Implement a SIMD spilling slot.

Rationale:
The last ART vectorizer break-out CL    \O/
This ensures spilling on x86 and x86_4 is correct.
Also, it paves the way to wider SIMD on ARM and MIPS.

Test: test-art-host
Bug: 34083438

Change-Id: I5b27d18c2045f3ab70b64c335423b3ff2a507ac2
diff --git a/compiler/optimizing/code_generator_x86_64.cc b/compiler/optimizing/code_generator_x86_64.cc
index c106d9b..2ffc398 100644
--- a/compiler/optimizing/code_generator_x86_64.cc
+++ b/compiler/optimizing/code_generator_x86_64.cc
@@ -1162,7 +1162,7 @@
 
 size_t CodeGeneratorX86_64::SaveFloatingPointRegister(size_t stack_index, uint32_t reg_id) {
   if (GetGraph()->HasSIMD()) {
-    __ movupd(Address(CpuRegister(RSP), stack_index), XmmRegister(reg_id));
+    __ movups(Address(CpuRegister(RSP), stack_index), XmmRegister(reg_id));
   } else {
     __ movsd(Address(CpuRegister(RSP), stack_index), XmmRegister(reg_id));
   }
@@ -1171,7 +1171,7 @@
 
 size_t CodeGeneratorX86_64::RestoreFloatingPointRegister(size_t stack_index, uint32_t reg_id) {
   if (GetGraph()->HasSIMD()) {
-    __ movupd(XmmRegister(reg_id), Address(CpuRegister(RSP), stack_index));
+    __ movups(XmmRegister(reg_id), Address(CpuRegister(RSP), stack_index));
   } else {
     __ movsd(XmmRegister(reg_id), Address(CpuRegister(RSP), stack_index));
   }
@@ -5166,9 +5166,8 @@
   // In suspend check slow path, usually there are no caller-save registers at all.

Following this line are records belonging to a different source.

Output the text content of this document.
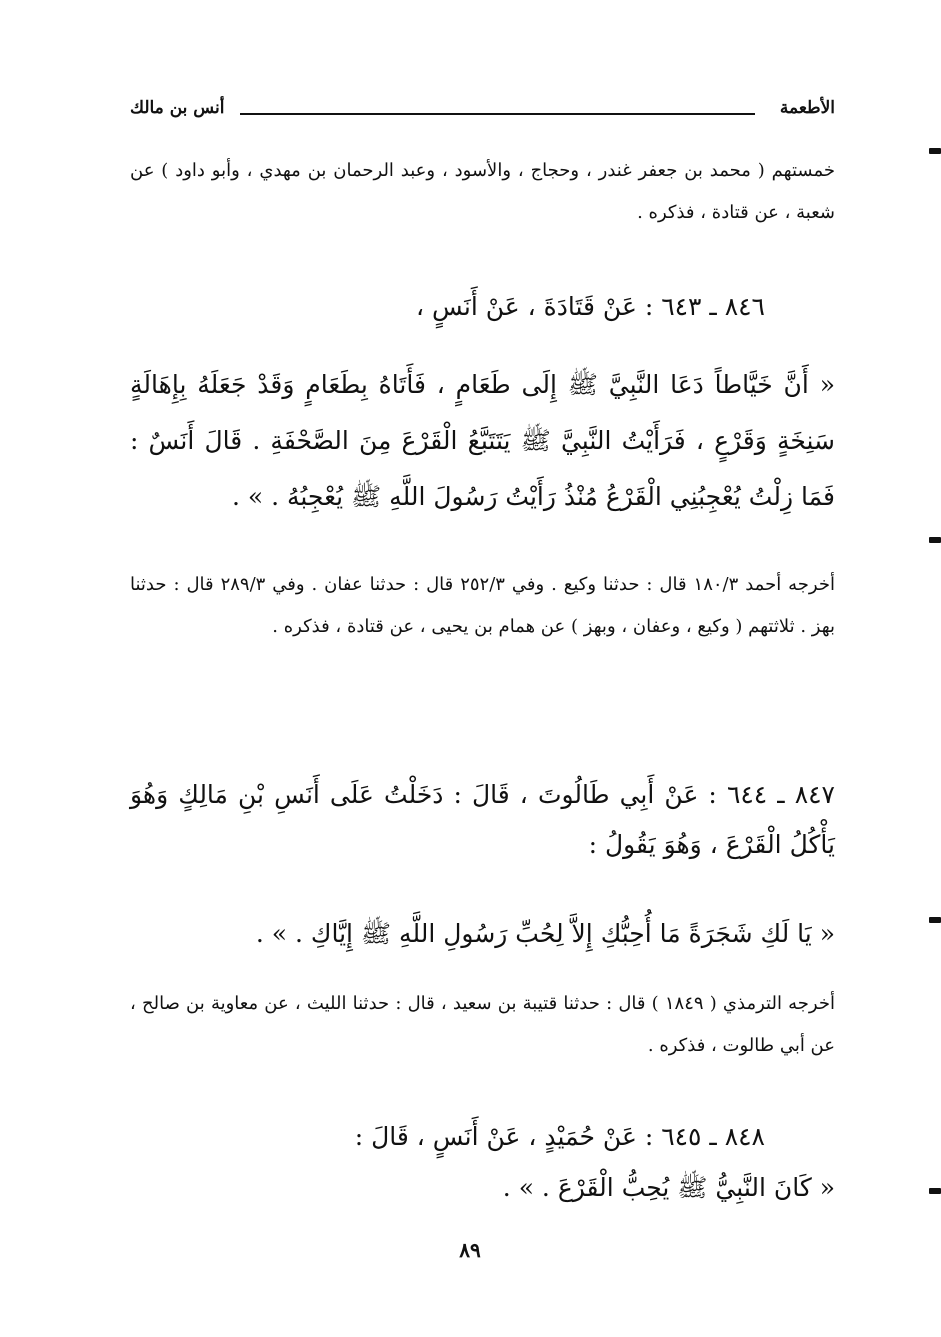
الأطعمة
أنس بن مالك
خمستهم ( محمد بن جعفر غندر ، وحجاج ، والأسود ، وعبد الرحمان بن مهدي ، وأبو داود ) عن شعبة ، عن قتادة ، فذكره .
٨٤٦ ـ ٦٤٣ : عَنْ قَتَادَةَ ، عَنْ أَنَسٍ ،
« أَنَّ خَيَّاطاً دَعَا النَّبِيَّ ﷺ إِلَى طَعَامٍ ، فَأَتَاهُ بِطَعَامٍ وَقَدْ جَعَلَهُ بِإِهَالَةٍ سَنِخَةٍ وَقَرْعٍ ، فَرَأَيْتُ النَّبِيَّ ﷺ يَتَتَبَّعُ الْقَرْعَ مِنَ الصَّحْفَةِ . قَالَ أَنَسٌ : فَمَا زِلْتُ يُعْجِبُنِي الْقَرْعُ مُنْذُ رَأَيْتُ رَسُولَ اللَّهِ ﷺ يُعْجِبُهُ . » .
أخرجه أحمد ١٨٠/٣ قال : حدثنا وكيع . وفي ٢٥٢/٣ قال : حدثنا عفان . وفي ٢٨٩/٣ قال : حدثنا بهز . ثلاثتهم ( وكيع ، وعفان ، وبهز ) عن همام بن يحيى ، عن قتادة ، فذكره .
٨٤٧ ـ ٦٤٤ : عَنْ أَبِي طَالُوتَ ، قَالَ : دَخَلْتُ عَلَى أَنَسِ بْنِ مَالِكٍ وَهُوَ يَأْكُلُ الْقَرْعَ ، وَهُوَ يَقُولُ :
« يَا لَكِ شَجَرَةً مَا أُحِبُّكِ إِلاَّ لِحُبِّ رَسُولِ اللَّهِ ﷺ إِيَّاكِ . » .
أخرجه الترمذي ( ١٨٤٩ ) قال : حدثنا قتيبة بن سعيد ، قال : حدثنا الليث ، عن معاوية بن صالح ، عن أبي طالوت ، فذكره .
٨٤٨ ـ ٦٤٥ : عَنْ حُمَيْدٍ ، عَنْ أَنَسٍ ، قَالَ :
« كَانَ النَّبِيُّ ﷺ يُحِبُّ الْقَرْعَ . » .
٨٩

   // If SIMD instructions are present, however, we force spilling all live SIMD
   // registers in full width (since the runtime only saves/restores lower part).

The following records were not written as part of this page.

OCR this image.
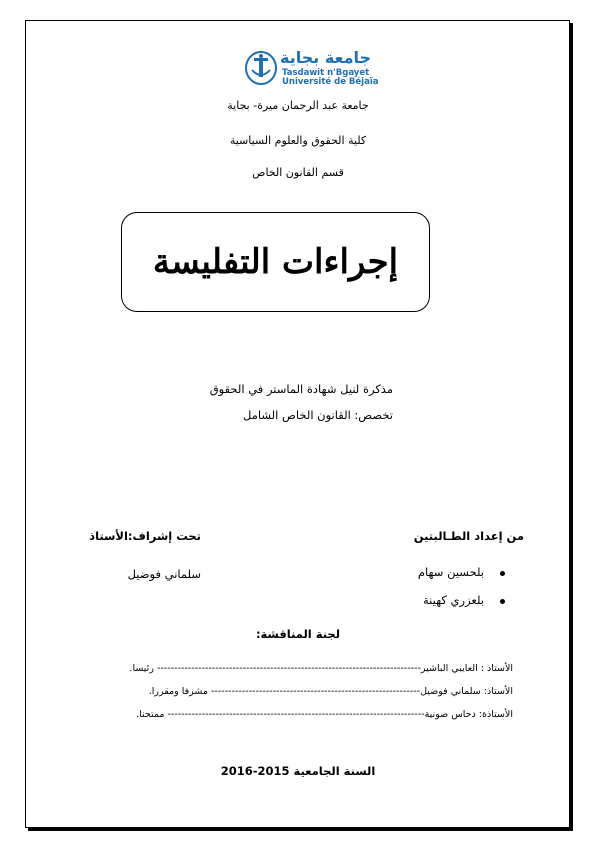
جامعة بجاية
Tasdawit n'Bgayet
Université de Béjaïa
جامعة عبد الرحمان ميرة- بجاية
كلية الحقوق والعلوم السياسية
قسم القانون الخاص
إجراءات التفليسة
مذكرة لنيل شهادة الماستر في الحقوق
تخصص: القانون الخاص الشامل
من إعداد الطـالبتين
تحت إشراف:الأستاذ
بلحسين سهام
سلماني فوضيل
بلعزري كهينة
لجنة المناقشة:
الأستاذ : العايبي الباشير----------------------------------------------------------------------------- رئيسا.
الأستاذ: سلماني فوضيل------------------------------------------------------------- مشرفا ومقررا.
الأستاذة: دحاس صونية--------------------------------------------------------------------------- ممتحنا.
السنة الجامعية 2015-2016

-  locations->SetCustomSlowPathCallerSaves(GetGraph()->HasSIMD()
-                                          ? RegisterSet::AllFpu()

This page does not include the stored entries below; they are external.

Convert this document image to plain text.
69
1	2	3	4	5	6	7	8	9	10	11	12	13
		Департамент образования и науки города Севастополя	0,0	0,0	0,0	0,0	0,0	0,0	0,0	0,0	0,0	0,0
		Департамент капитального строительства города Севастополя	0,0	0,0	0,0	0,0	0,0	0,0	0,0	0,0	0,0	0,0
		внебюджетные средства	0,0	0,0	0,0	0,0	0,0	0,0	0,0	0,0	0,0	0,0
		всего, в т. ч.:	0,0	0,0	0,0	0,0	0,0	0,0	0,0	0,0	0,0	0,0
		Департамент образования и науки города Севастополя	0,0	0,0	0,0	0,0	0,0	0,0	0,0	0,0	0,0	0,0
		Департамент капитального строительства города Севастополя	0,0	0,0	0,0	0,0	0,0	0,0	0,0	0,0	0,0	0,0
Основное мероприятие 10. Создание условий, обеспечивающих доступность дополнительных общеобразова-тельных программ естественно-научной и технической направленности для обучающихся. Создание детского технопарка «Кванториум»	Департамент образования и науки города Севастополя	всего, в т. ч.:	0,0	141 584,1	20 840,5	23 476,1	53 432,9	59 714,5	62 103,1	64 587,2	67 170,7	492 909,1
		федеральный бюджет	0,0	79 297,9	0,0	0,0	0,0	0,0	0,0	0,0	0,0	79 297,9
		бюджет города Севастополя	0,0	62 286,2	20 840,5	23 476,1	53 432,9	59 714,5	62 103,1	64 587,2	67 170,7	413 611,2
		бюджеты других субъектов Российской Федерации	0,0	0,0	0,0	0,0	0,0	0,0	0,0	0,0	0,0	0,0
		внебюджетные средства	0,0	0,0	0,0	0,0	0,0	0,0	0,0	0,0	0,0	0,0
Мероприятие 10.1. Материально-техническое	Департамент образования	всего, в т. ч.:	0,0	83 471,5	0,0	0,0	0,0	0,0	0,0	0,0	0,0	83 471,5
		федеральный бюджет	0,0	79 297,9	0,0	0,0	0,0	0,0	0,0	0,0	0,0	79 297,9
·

-                                          : RegisterSet::Empty());
+  locations->SetCustomSlowPathCallerSaves(
+      GetGraph()->HasSIMD() ? RegisterSet::AllFpu() : RegisterSet::Empty());
 }
 
 void InstructionCodeGeneratorX86_64::VisitSuspendCheck(HSuspendCheck* instruction) {
@@ -5257,6 +5256,10 @@
       __ movq(CpuRegister(TMP), Address(CpuRegister(RSP), source.GetStackIndex()));
       __ movq(Address(CpuRegister(RSP), destination.GetStackIndex()), CpuRegister(TMP));
     }
+  } else if (source.IsSIMDStackSlot()) {
+    DCHECK(destination.IsFpuRegister());
+    __ movups(destination.AsFpuRegister<XmmRegister>(),
+              Address(CpuRegister(RSP), source.GetStackIndex()));
   } else if (source.IsConstant()) {
     HConstant* constant = source.GetConstant();
     if (constant->IsIntConstant() || constant->IsNullConstant()) {
@@ -5307,10 +5310,13 @@
     } else if (destination.IsStackSlot()) {
       __ movss(Address(CpuRegister(RSP), destination.GetStackIndex()),
                source.AsFpuRegister<XmmRegister>());
-    } else {
-      DCHECK(destination.IsDoubleStackSlot()) << destination;
+    } else if (destination.IsDoubleStackSlot()) {
       __ movsd(Address(CpuRegister(RSP), destination.GetStackIndex()),
                source.AsFpuRegister<XmmRegister>());
+    } else {
+       DCHECK(destination.IsSIMDStackSlot());
+      __ movups(Address(CpuRegister(RSP), destination.GetStackIndex()),
+                source.AsFpuRegister<XmmRegister>());
     }
   }
 }